Unter bestimmten Voraussetzungen sind verschiedene Ermäßigungen des Normalsatzes möglich. Beim Kauf eines kleinen Besitztums auf dem Land oder einer bescheidenen Wohnung wird die normale Gebühr auf 6 % oder 5 % gesenkt, sofern ein Sozialkredit oder ein soziales Hypothekendarlehen gewährt wird. Der verminderte Satz von 6 % oder 5 % gilt aber nur für einen ersten Teilbetrag der Bemessungsgrundlage, die einen bestimmten Höchstbetrag nicht übersteigen darf. Ein eventueller Restbetrag wird zu 12,5 % oder 10 % besteuert.

Die geografische Lage des gekauften Gebäudes ist entscheidend für den Höchstbetrag, auf den der verminderte Satz Anwendung findet. Die Höchstbeträge schwanken je nachdem, ob die Gemeinde, in der die Immobilie liegt, sich in einer Zone mit sehr hohem Immobiliendruck (210.000 Euro), mit hohem Immobiliendruck (200.000 Euro) oder außerhalb dieser Zonen befindet (191.000 Euro).

BESTEUERUNGSGRUNDLAGE

Die Besteuerungsgrundlage der Registrierungsgebühr darf nicht weniger als der Verkaufswert des Gebäudes sein. Der Verkaufswert ist der Marktwert, d. h. der Preis, den der meistbietende Interessent unter Berücksichtigung der üblichen Marktwerte zum Zeitpunkt des Kaufes zu zahlen bereit wäre. Der Einnehmer des Registrierungsbüros hat den Auftrag, den Verkaufswert der verkauften Immobilie festzulegen.

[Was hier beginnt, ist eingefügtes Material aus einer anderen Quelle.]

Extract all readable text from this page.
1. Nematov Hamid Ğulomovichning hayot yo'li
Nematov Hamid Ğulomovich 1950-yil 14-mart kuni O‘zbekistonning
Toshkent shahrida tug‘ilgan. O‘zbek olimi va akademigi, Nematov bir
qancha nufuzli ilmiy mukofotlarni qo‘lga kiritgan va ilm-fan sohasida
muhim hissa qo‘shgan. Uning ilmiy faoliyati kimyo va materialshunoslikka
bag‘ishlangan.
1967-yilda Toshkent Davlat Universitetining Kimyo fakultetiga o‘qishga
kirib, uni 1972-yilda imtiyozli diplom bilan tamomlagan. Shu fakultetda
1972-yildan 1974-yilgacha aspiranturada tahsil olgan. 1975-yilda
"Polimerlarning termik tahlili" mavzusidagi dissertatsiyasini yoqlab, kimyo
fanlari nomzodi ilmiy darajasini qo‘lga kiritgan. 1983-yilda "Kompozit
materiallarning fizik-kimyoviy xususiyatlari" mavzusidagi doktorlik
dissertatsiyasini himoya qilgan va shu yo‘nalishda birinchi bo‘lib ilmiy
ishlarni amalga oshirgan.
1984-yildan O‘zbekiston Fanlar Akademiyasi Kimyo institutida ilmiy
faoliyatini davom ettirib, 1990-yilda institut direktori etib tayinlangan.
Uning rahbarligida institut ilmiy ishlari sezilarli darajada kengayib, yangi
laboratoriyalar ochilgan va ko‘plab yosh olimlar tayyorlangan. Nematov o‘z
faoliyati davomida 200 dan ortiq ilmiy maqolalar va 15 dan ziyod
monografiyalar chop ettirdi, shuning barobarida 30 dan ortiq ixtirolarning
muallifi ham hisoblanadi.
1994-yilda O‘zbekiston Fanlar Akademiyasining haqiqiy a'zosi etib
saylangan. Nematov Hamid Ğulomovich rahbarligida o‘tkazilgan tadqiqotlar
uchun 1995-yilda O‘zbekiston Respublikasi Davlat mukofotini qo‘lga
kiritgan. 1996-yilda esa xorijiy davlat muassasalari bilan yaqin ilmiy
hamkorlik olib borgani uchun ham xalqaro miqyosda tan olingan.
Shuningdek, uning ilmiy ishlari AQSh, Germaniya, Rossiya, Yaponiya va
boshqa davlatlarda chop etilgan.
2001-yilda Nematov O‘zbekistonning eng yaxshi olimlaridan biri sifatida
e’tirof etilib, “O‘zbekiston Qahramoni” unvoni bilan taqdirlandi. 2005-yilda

Wenn der Kaufpreis niedriger ist als derjenige, der ermittelt wurde, müssen Sie für die Differenz zusätzliche Registrierungsgebühren und Geldstrafen bezahlen.

Die Parteien können auch in der Kaufurkunde vermerken, dass der vereinbarte Preis unter dem Verkaufswert der Immobilie liegt. In diesem Fall müssen sie angeben, welchen Verkaufswert sie der Immobilie zuweisen. Dieser Betrag gilt dann als Bemessungsgrundlage für die Registrierungsgebühren und zieht keine Geldstrafe nach sich. Das hindert jedoch den Kassenleiter nicht daran, die Verhältnismäßigkeit des Kaufpreises zu kontrollieren. Wenn er der Ansicht ist, dass Ihr Verkaufswert unter dem realen Verkaufswert liegt, wird er zusätzliche Gebühren nur auf den Unterschied zwischen diesen beiden erheben und Ihnen eine entsprechende Geldbuße auferlegen.

Sie können den vom Kassenleiter des Registrierungsbüros festgelegten Veräußerungswert anfechten, indem Sie ihm Ihre Bemerkungen und Einwände mitteilen und versuchen, eine gütliche Vereinbarung auszuhandeln. Falls sich diese Lösung als unmöglich erweist, müssen Sie offiziell Einspruch erheben und der Kassenleiter muss ein Sachverständigengutachten einholen.